Huajian Group, a Chinese shoe company decided to move to Ethiopia when the Ethiopian
government offered four-year tax breaks, cheap land, preferential access to European and U.S.
markets, and free electricity to investors (GebreEgziabher 2006, 01). According to Jenny
Vaughan, AFP’s Ethiopian correspondent, stated “Huajian is one of six Chinese factories
operating in the Chinese-built Eastern Industrial Zone, Ethiopia’s first industrial park, which the
government hopes will attract private foreign investment and boost the country’s manufacturing
and export sector” (Vaughan 2012, 01). Huajian is expected to provide 10,000 employment
opportunities for Ethiopians (Vaughan 2012, 01). Additionally, the new Ethiopia-China Light
Manufacturing Special Economic Zone will eventually employ 100,000 workers who will be
given food, housing, and schooling on site for Ethiopian workers (William 2012, 01). Many
African countries are establishing SEZs "in an attempt to attract foreign direct investment in
labor-intensive manufacturing industries" (Davies 2008, 137). However, the Chinese are
designing the SEZs; they are the initiators and African countries are the recipients (Davies 2008,
137).
Mr. Teshome, President of Ethiopia, stated, “Chinese companies can set up their factories
in Ethiopia and sell their products to the US and the EU and also save on import duties that they
would have to pay if they were produced in China” (World of Garment Organization 2014, 01).
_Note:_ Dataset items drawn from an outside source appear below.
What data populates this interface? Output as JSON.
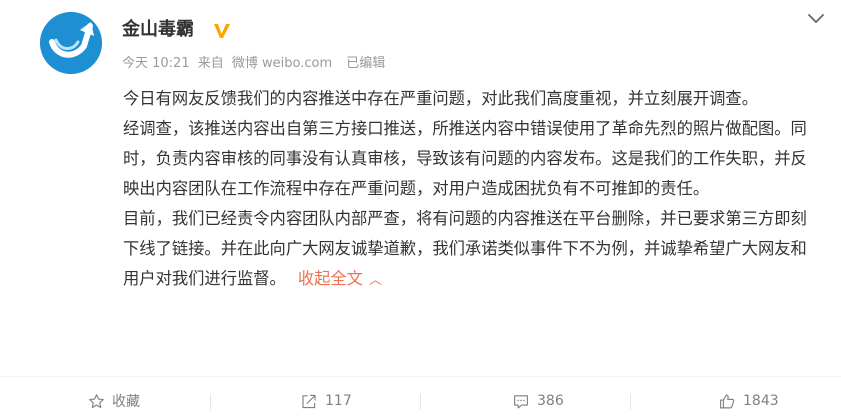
{
  "account": {
    "name": "金山毒霸",
    "avatar_icon": "kingsoft-logo-icon",
    "verified_icon": "verified-v-icon",
    "verified_color": "#ffa500"
  },
  "meta": {
    "time": "今天 10:21",
    "source_prefix": "来自",
    "source": "微博 weibo.com",
    "edited": "已编辑"
  },
  "post": {
    "paragraphs": [
      "今日有网友反馈我们的内容推送中存在严重问题，对此我们高度重视，并立刻展开调查。",
      "经调查，该推送内容出自第三方接口推送，所推送内容中错误使用了革命先烈的照片做配图。同时，负责内容审核的同事没有认真审核，导致该有问题的内容发布。这是我们的工作失职，并反映出内容团队在工作流程中存在严重问题，对用户造成困扰负有不可推卸的责任。",
      "目前，我们已经责令内容团队内部严查，将有问题的内容推送在平台删除，并已要求第三方即刻下线了链接。并在此向广大网友诚挚道歉，我们承诺类似事件下不为例，并诚挚希望广大网友和用户对我们进行监督。"
    ],
    "collapse_label": "收起全文",
    "collapse_icon": "chevron-up-icon",
    "link_color": "#eb7350"
  },
  "actions": {
    "favorite_label": "收藏",
    "repost_count": "117",
    "comment_count": "386",
    "like_count": "1843"
  }
}
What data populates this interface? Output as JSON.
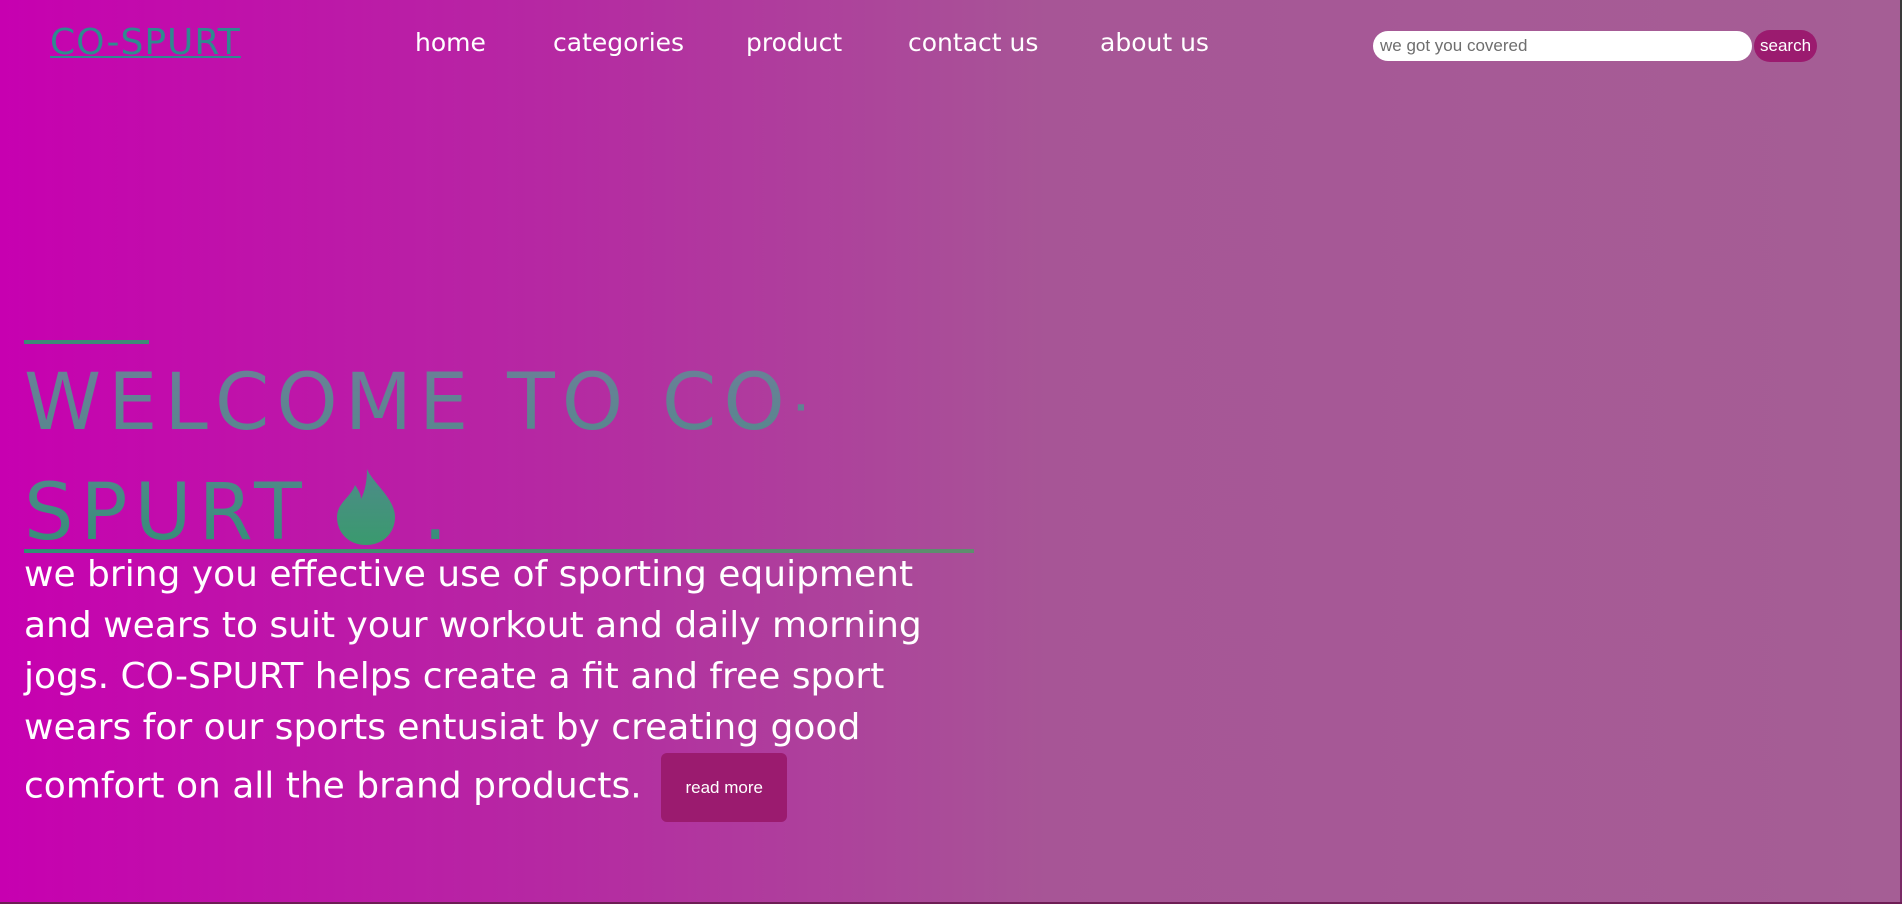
{
  "header": {
    "logo": "CO-SPURT",
    "nav": [
      {
        "label": "home"
      },
      {
        "label": "categories"
      },
      {
        "label": "product"
      },
      {
        "label": "contact us"
      },
      {
        "label": "about us"
      }
    ],
    "search": {
      "placeholder": "we got you covered",
      "value": "",
      "button_label": "search"
    }
  },
  "hero": {
    "title_line1": "WELCOME TO CO-",
    "title_line2": "SPURT",
    "title_suffix": ".",
    "description": "we bring you effective use of sporting equipment and wears to suit your workout and daily morning jogs. CO-SPURT helps create a fit and free sport wears for our sports entusiat by creating good comfort on all the brand products.",
    "read_more_label": "read more",
    "icon": "drop-icon"
  },
  "colors": {
    "background_start": "#c700b0",
    "background_end": "#a55e95",
    "accent_teal": "#2f8a8f",
    "button": "#9b1b6f"
  }
}
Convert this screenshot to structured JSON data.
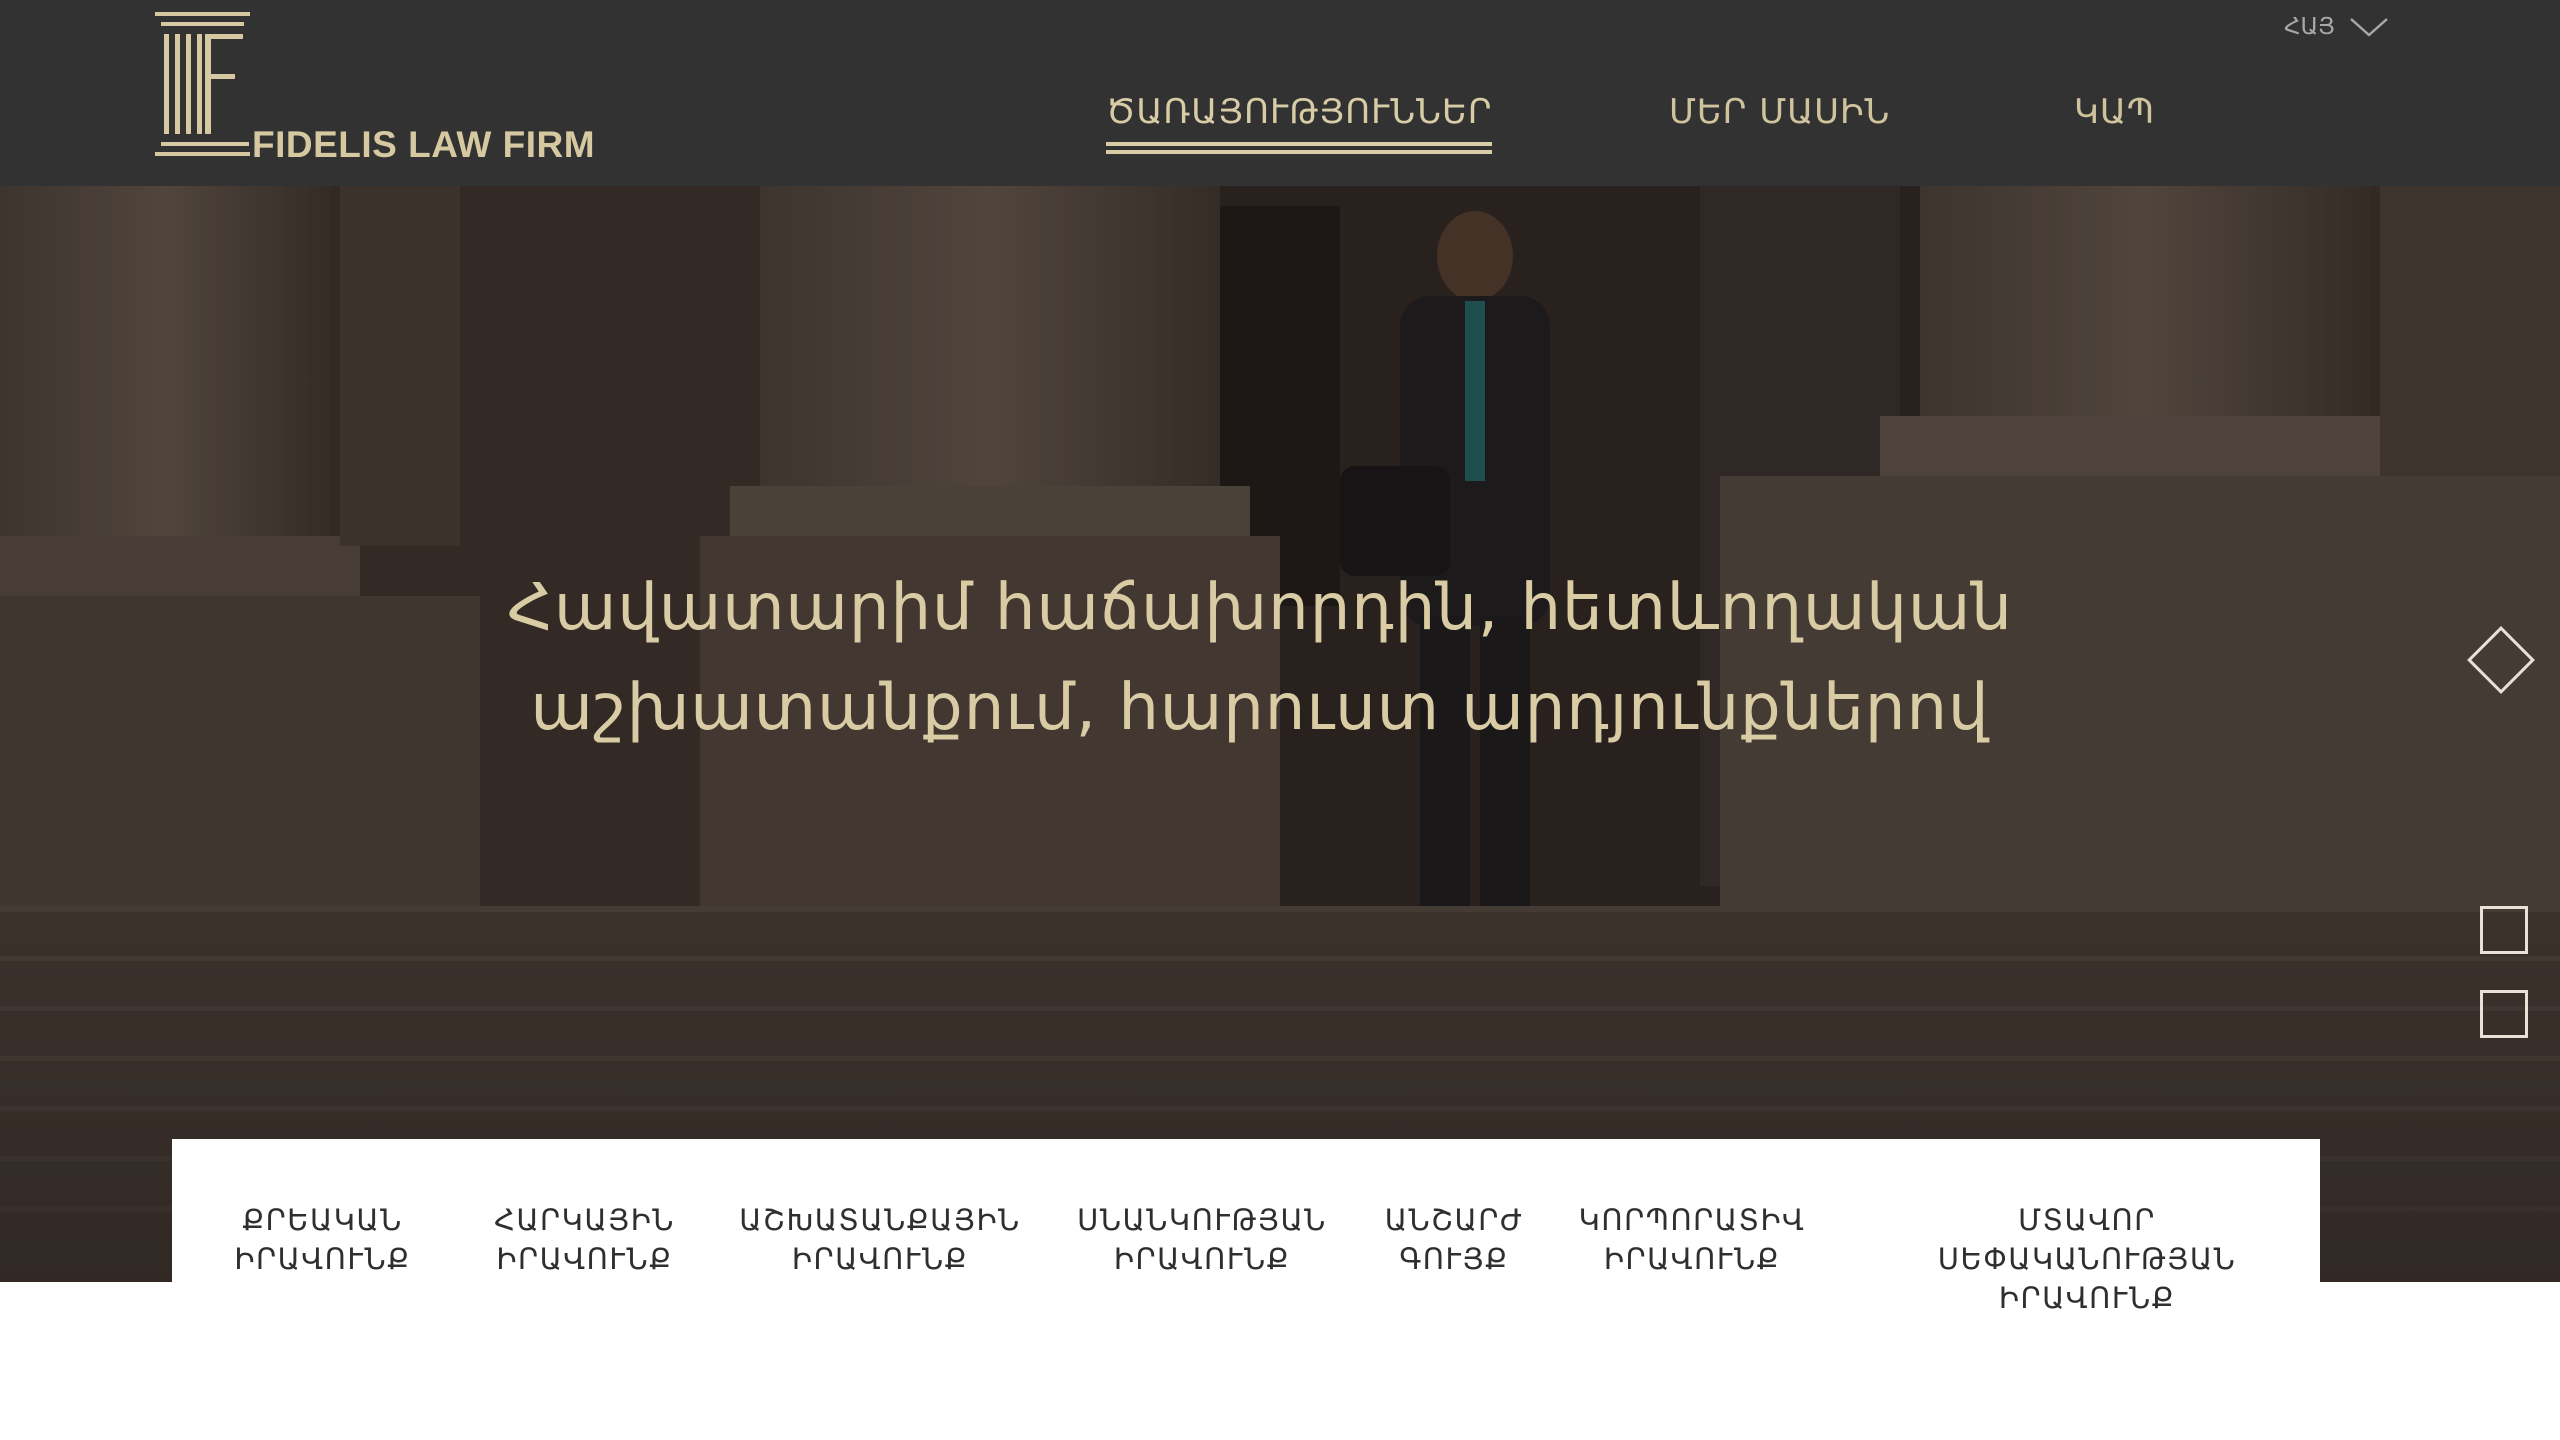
{
  "brand": {
    "name": "FIDELIS LAW FIRM",
    "gold": "#d6c9a2",
    "header_bg": "#333232"
  },
  "lang": {
    "selected": "ՀԱՅ",
    "icon": "chevron-down-icon"
  },
  "nav": {
    "items": [
      {
        "label": "ԾԱՌԱՅՈՒԹՅՈՒՆՆԵՐ",
        "active": true
      },
      {
        "label": "ՄԵՐ ՄԱՍԻՆ",
        "active": false
      },
      {
        "label": "ԿԱՊ",
        "active": false
      }
    ]
  },
  "hero": {
    "line1": "Հավատարիմ հաճախորդին, հետևողական",
    "line2": "աշխատանքում, հարուստ արդյունքներով"
  },
  "slider": {
    "count": 3,
    "active_index": 0
  },
  "areas": {
    "items": [
      {
        "line1": "ՔՐԵԱԿԱՆ",
        "line2": "ԻՐԱՎՈՒՆՔ",
        "line3": ""
      },
      {
        "line1": "ՀԱՐԿԱՅԻՆ",
        "line2": "ԻՐԱՎՈՒՆՔ",
        "line3": ""
      },
      {
        "line1": "ԱՇԽԱՏԱՆՔԱՅԻՆ",
        "line2": "ԻՐԱՎՈՒՆՔ",
        "line3": ""
      },
      {
        "line1": "ՍՆԱՆԿՈՒԹՅԱՆ",
        "line2": "ԻՐԱՎՈՒՆՔ",
        "line3": ""
      },
      {
        "line1": "ԱՆՇԱՐԺ",
        "line2": "ԳՈՒՅՔ",
        "line3": ""
      },
      {
        "line1": "ԿՈՐՊՈՐԱՏԻՎ",
        "line2": "ԻՐԱՎՈՒՆՔ",
        "line3": ""
      },
      {
        "line1": "ՄՏԱՎՈՐ",
        "line2": "ՍԵՓԱԿԱՆՈՒԹՅԱՆ",
        "line3": "ԻՐԱՎՈՒՆՔ"
      }
    ]
  }
}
China’s investment in Ethiopia’s shoe industry “marks a shift in China's traditional investments
in Africa, which mainly involve heavy infrastructure development and oil production, while for
Ethiopia it offers an alternative to export of unprocessed raw materials” (World of Garment
Organization 2014, 01).
IS CHINA A NEO-COLONIST?
Huajian shoe factory is a business with strategic interests and objectives, which do not
include helping Ethiopia, develop (Toro 2014, 01). China benefits economically and politically
from the Sino-Ethiopian relation. China receives valuable natural resources, cheap labor, and
political backing in exchange for low interest loans for infrastructure. Little to no foreign direct
investment and aid from the West to Africa has encouraged a relationship of dependency
between African countries and Chinese investors. In many cases, African governments become
servants of foreign investors as opposed to their constituents, because they are reliant on their
financial support. Should Chinese shoe factories only hire Ethiopians? Should the Ethiopian
government invest in the manufacturing sector although it does not ensure sustainable
development?
Despite “cultural difference, language barriers, poor telecommunications, the absence of
a port in the landlocked country, and locals’ poor work ethic,” China invested in Ethiopia’s
manufacturing industry (Vaughan 2012, 01). Large-scale investments in Ethiopia are considered
a high risk due to its lack of infrastructure and limited access to basic amenities (water,
electricity, and etcetera). However, Paul Lu, the Human Resources manager at Huajian stated
“the availability of labor and raw materials were key attractions” (Vaughan 2012, 01). Chinese
companies also have duty-free access to EU and U.S. markets (Wenfang 2013, 01). Some
consider China to be a neocolonist because its foreign policy in Ethiopia is one of “infrastructure
for natural resources” (African Union Commission and UN Economic Commission for Africa
2011, 58). According to the UN Economic Commission for African and the AU Commission,
“participation in infrastructure by western firms is limited to social development programs while
that of Chinese firms is usually associated with infrastructure investment to facilitate the
evacuation of commodities to the coast” (African Union Commission and UN Economic
Commission for Africa 2011,57). As a result of my research and knowledge of the SinoEthiopian relation, my perspective is Sino-pragmatism in that I do not believe the China’s
engagement in Ethiopia is beneficial to the poor communities in Ethiopia and China does not
provide sustainable development projects.